Some examples of the starting points:

  • Debugging a mysterious problem in a codebase. I’m flailing around making console.logs, hoping the problem will reveal itself, without making a plan.

  • Dealing with bureaucracy. Surely, it shouldn’t be that many steps to get a doctor’s appointment. Alas, not only is it more than one step to get the doctor’s appointment, I maybe need to get another one after that.

  • Navigating a social conflict. I keep trying to say the one phrase that’ll convince them, or smooth everything over. Alas, the social conflict is deep and gnarly and isn’t going away. Dealing with it requires modeling multiple steps out.
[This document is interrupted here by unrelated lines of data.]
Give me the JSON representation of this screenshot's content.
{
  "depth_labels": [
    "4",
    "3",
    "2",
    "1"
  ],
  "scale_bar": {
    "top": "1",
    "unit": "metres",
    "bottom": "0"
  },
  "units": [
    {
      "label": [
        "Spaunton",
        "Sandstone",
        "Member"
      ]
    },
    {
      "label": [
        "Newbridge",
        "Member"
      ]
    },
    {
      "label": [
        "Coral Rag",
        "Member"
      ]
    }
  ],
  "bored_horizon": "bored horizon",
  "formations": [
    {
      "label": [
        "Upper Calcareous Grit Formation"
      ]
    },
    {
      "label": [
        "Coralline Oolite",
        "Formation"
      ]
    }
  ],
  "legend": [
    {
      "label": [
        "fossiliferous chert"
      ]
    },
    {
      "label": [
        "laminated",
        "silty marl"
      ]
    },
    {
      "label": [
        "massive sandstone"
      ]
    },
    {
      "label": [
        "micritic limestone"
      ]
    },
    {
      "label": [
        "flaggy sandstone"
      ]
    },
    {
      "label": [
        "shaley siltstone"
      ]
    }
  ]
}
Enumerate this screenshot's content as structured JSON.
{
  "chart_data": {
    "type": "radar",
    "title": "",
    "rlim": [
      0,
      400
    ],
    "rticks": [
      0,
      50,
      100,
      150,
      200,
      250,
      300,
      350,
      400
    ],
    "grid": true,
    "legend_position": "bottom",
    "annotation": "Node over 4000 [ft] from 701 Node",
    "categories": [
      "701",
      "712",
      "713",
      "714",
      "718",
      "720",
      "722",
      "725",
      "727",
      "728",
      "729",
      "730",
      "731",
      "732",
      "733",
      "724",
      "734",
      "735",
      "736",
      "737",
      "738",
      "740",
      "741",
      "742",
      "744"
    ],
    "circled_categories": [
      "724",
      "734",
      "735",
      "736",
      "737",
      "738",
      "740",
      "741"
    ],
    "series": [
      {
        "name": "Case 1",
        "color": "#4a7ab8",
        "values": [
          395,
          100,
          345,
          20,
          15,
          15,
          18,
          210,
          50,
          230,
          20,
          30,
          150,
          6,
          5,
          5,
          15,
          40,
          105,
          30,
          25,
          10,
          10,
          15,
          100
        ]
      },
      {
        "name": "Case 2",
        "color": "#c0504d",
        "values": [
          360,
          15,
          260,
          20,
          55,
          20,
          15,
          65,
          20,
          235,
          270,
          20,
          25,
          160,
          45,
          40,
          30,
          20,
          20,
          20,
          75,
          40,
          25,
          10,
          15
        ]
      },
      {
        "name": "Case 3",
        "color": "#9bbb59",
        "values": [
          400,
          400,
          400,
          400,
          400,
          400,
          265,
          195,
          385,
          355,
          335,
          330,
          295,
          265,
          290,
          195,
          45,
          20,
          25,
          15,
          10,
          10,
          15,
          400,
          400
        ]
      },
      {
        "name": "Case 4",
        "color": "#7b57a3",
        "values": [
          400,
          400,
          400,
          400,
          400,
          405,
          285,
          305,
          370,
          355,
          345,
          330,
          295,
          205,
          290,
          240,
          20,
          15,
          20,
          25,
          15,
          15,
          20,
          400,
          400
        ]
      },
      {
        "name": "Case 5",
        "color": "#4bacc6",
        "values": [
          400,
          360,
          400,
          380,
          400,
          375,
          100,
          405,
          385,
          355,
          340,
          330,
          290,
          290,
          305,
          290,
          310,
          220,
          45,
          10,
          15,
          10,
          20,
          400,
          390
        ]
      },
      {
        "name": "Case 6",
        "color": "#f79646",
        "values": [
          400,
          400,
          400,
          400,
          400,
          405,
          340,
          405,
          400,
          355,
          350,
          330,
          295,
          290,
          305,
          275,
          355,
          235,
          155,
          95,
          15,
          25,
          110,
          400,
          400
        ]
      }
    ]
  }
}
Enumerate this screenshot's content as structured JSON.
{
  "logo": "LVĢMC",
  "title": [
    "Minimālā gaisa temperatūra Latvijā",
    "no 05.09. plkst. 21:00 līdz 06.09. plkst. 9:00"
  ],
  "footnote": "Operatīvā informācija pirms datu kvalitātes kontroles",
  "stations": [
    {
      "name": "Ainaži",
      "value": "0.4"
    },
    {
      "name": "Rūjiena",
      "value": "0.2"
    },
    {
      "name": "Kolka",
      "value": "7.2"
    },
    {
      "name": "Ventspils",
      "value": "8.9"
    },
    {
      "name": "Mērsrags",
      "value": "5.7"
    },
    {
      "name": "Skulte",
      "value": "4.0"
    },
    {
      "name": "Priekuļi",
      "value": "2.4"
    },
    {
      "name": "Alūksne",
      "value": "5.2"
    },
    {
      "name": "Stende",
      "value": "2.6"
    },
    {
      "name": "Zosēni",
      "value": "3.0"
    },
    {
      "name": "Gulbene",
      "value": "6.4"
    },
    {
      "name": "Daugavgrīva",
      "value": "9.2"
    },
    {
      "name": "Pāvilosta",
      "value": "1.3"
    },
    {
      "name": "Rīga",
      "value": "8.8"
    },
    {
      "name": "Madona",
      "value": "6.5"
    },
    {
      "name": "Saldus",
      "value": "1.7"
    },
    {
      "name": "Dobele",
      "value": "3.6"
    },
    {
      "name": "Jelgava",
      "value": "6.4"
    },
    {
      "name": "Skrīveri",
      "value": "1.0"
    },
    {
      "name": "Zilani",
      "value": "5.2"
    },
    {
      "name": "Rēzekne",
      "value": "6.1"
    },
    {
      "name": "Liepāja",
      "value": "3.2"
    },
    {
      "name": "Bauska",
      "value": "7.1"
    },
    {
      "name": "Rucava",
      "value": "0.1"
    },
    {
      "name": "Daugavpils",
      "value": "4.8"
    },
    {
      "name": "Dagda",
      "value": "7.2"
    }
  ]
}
  • Building a complex new product. Sometimes this on a longer scale: surely my initial weekend hackathon prototype is basically working and I can just build the obvious things and ship it and sell it. Alas, my customer’s problems are more complex than I realized and I’m going to need to keep asking more questions and modeling new aspects of the situation and iterate significantly on my original idea.

What comes after the “buckle up” move depends on the situation, but often includes taking more breaks, thinking more strategically, and spending more time on “meta.”

Triggers

When is it a good time to buckle up? Sometimes structured-procrastination, or circling around a problem obliquely, is a more efficient approach to solving a problem (i.e. mull it over in the background, eventually realize the answer in the shower).

Moments I find particularly good to consider buckling up include:

  • When you’ve tried the same thing multiple times, especially with a “flailing” sort of feel.

  • When you feel surprised about something being effortful, multiple times in a row.

  • You just kinda of know in your heart that you’re not going to get this thing done without buckling.

  • You’ve tried mulling it over /​ taking a way /​ etc, and are still stuck.

  • It’s particularly important for it to get done quickly (even if background mulling would be more efficient)

Exercises for the Reader

The skill here is “notice when it’s time to make a difficult, prolonged effort”, and then shift into “okay, I’m ready” with as little feet-dragging as you can.

I don’t actually have experience purposefully practicing this skill. My guess is that to seriously practice it would involve remembering a situation where you dragged your feet for awhile before accepting “this is actually hard”, and then noticing all the little moments in between the first clue you could have noticed, and the final shift towards acceptance. (Essentially, the “Think It Faster” exercise for a situation that involved the “buckle up” move, which can take like 30-60 minutes)

Right now you’re probably, like, reading this blogpost on your lunch break or in the evening when you’re tired. If you want to get like 60 seconds of progress on becoming the sort of people who buckle up more smoothly/​painlessly, I’d maybe try spending those 60 seconds:

  1. Trying to remember some moment where you bounced around for awhile, before eventually switching to buckled up “okay I’m going to persist on this task” mode

  2. Try to remember as many details about how the transition went as you can

  3. ...idk, let your brain mull it over a bit and see if anything bubbles up.

Writing it up

If you’re comfortable with it, I’d appreciate people who share their experience of attempting this exercise. (Both so I can see how many people actually attempted it, and what range of things came up when they did?).

Also, for bonus points: make a public Fatebook Prediction for whether this will turn out to have been a helpful blogpost for you in a year (maybe using the browser extension so you can paste the result directly into the comments here. See Fluent, Cruxy Predictions for some background conceptgs here)

  1. ^

    This wasn’t my original “step 2”, but it kept coming up and seemed like it was worth making it’s own post.